A Place to belong ...

A Place to Belong ...

 

Last Sunday we had a full house and a melting pot of many cultures. The worship service took place at the United Methodist Church downtown Aarau, Switzerland (March 22, 2015). The languages were German, Arab and the Swiss-German dialect.

The hymns and bible passages were on the screen in German and in Arab. The Pastor of the German-speaking congregation together with the leaders of the Arab-Fellowship were leading and preaching. The praise-team was a mixture of the two worshiping congregations in two different styles. "Christ has broken down the dividing wall, that is the hostility between us. So he came and proclaimed peace to those who were far off und peace to those who were near" Ephesians 2,14–22.

 

The personal witness of the preacher, Rami Ziadeh, was helping to understand how this multi-ethnic ministry in Aarau began. His testimony translated by his wife Anna Ziadeh reads as follows: "Fourteen years ago, we came as asylum-seekers from Syria to Switzerland. We were a very young couple, open for a new start in Switzerland. But the language barriers and many other difficulties made it very hard. We were strangers, ready to be called for repatriation to Syria. We felt to be cut off from real life, outsiders in the strongest sense of the word. So we were looking for a place to belong! We understood that belonging is something, which has to go deep, has to be based on a common foundation.  Finally we found the place to belong: the UMC in Aarau. The church also engaged in our struggle to get the permit to stay in Switzerland. From foreigners we mutated to friends. Growing in faith and in love we started to care for other persons and families all of them refugees from Syria, Irak, Iran. And the local church was supporting us in this mission. Looking back, we are convinced, that God had brought us from Syria to Switzerland at such an early stage and prepared us for the ministry among the refugees in Aarau, who in recent years were finding their way from the war torn countries in the Middle East to Switzerland."

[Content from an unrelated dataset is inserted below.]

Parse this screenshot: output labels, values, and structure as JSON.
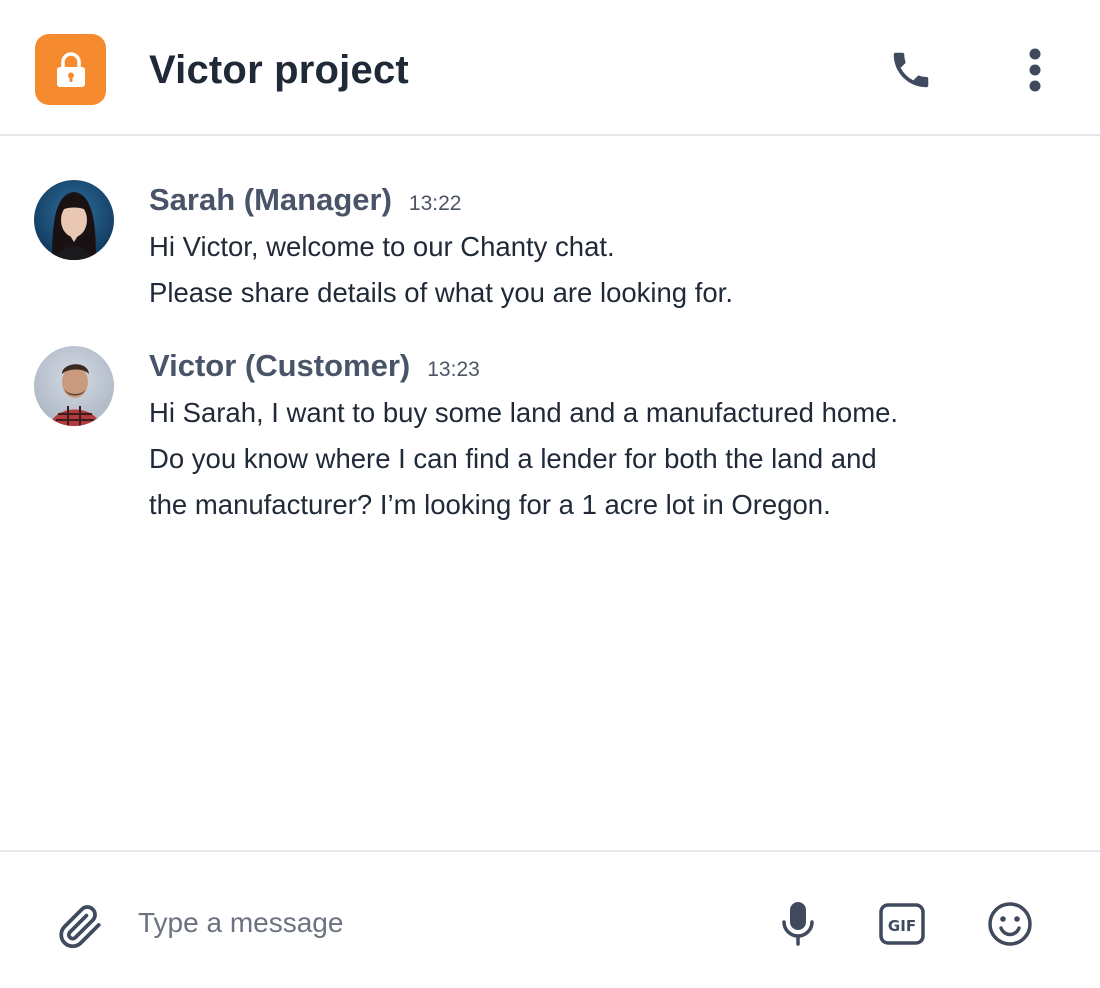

The Arabic fellowship is today a community of Christians fostering relationships through authenticity, affirmation and accountability. Here you may find as a stranger into a Circle of Friends. The new fellowship is coming together every second Sunday, following the German Worship. The families are celebrating the community and are staying together for lunch. Regularly the new fellowship and the traditional German congregation are happy to worship together and enjoy the rich cultures in such an event.

 

Rami and Anna Ziadeh are now part-time employed by the UMC as coordinaters for the Arabic fellowship. The church is also sponsoring scholarships for their study, so that their way into the ministry of the UMC shall be possible. The grant from the GCORR Action Fund is an encouraging contribution to this.

The United Methodist Church in Aarau has become a place to belong ...

a house full of colors and a melting pot of many cultures. We see it taking shape day after day: a holy temple built by God and in which God and the people are at home.